The Armenian mini powerhouse wants a rematch with the first man to beat him, IBF junior bantamweight titleholder Nonito Donaire.
“Every night when I go to sleep or I’m preparing of a fight I’m dreaming of a rematch with Nonito Donaire,” Darchinyan said. “All it's all up to my promoter Gary Shaw.”
Shaw said that he’s been trying to make the fight happen and is currently negotiating with Donaire’s promoter Top Rank.
Australia’s Lenny Zappavigna (22-0. 15 KOs) powered through Pacoima’s Sergio Macias (14-18, 6 KOs) with blistering shots but just could not drop the sturdy veteran. After six rounds all three judges gave Zappavigna every round 60-54.
Mexico City’s Freddy Hernandez (27-1, 18 KOs) out-worked Octavio Narvaez (7-9-1, 4 KOs) despite his head butting style to win by unanimous decision after eight rounds in a welterweight bout. The scores were 78-74 twice and 80-72 for Hernandez.

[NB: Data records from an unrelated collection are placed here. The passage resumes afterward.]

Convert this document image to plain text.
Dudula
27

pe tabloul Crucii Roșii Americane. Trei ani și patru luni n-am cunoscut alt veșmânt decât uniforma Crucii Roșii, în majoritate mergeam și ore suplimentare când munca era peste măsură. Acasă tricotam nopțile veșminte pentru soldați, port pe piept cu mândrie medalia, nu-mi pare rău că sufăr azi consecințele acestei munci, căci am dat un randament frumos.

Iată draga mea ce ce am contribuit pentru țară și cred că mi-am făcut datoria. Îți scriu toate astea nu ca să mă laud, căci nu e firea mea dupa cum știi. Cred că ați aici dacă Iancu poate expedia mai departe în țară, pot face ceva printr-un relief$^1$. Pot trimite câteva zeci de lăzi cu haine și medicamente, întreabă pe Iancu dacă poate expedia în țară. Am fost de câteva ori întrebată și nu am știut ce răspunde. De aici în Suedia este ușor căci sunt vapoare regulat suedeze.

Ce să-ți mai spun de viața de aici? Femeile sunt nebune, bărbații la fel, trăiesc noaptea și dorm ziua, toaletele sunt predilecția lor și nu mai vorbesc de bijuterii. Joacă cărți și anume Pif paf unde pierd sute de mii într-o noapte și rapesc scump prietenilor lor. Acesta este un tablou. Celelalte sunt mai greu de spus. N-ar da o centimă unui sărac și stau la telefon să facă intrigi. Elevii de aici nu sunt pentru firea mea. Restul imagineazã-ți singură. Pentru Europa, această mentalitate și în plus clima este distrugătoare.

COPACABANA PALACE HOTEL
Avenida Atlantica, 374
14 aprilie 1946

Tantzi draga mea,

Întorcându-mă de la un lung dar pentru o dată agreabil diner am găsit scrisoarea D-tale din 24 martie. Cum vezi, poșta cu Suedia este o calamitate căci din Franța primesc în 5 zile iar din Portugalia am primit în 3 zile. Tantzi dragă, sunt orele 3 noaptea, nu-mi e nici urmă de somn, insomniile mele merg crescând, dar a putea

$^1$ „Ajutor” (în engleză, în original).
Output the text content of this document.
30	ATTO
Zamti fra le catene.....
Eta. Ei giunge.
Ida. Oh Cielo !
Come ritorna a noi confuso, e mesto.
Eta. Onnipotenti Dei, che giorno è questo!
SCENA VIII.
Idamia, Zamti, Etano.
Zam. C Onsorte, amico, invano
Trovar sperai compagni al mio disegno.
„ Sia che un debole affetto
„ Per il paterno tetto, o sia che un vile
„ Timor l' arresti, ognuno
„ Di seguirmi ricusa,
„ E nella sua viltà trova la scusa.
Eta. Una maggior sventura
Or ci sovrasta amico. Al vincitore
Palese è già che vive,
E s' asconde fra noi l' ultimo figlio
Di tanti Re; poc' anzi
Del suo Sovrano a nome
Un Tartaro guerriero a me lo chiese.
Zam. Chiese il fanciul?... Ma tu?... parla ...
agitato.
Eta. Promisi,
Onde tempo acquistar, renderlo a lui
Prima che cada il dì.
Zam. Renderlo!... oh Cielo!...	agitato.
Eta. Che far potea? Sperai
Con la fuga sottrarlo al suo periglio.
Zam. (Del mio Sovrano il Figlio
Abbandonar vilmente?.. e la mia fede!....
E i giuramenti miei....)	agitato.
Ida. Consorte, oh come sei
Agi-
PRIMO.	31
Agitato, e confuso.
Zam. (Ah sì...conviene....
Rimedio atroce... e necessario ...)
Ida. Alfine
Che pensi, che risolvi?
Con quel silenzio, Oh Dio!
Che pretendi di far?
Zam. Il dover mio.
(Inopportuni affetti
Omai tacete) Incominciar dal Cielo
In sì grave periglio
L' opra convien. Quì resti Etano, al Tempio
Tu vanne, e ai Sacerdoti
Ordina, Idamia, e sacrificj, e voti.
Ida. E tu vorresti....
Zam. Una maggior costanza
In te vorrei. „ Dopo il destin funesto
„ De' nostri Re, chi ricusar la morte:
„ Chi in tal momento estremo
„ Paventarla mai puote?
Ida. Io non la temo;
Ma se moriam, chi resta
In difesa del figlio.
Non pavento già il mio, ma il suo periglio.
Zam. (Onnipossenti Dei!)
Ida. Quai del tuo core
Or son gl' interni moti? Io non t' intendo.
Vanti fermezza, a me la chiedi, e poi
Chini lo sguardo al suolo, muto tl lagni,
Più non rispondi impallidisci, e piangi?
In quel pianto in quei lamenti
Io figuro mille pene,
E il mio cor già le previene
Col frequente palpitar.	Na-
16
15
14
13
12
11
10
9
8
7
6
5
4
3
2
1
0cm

The nephew of Mexico’s famed Salvador Sanchez (18-3-2, 8 KOs), who also bears the same name, won a majority decision over Las Vegas veteran Rodrigo Aranda (8-12-2) in six round featherweight contest. Sanchez' stamina and combination punching proved the difference. The scores were 57-57, 60-54, 59-55 for Sanchez.
Lateef Kayode (9-0, 8 KOs) clubbed his way to a second round technical knockout over Billy Willis (11-19-1) in a heavyweight match scheduled for six. Kayode is trained by Freddie Roach.
South Gate’s Daniel “Travieso” Hernandez (9-0, 5 KOs) clobbered Mexico’s Aaron Dominguez (10-5) for a knockout at 2:15 of the first round in a lightweight contest.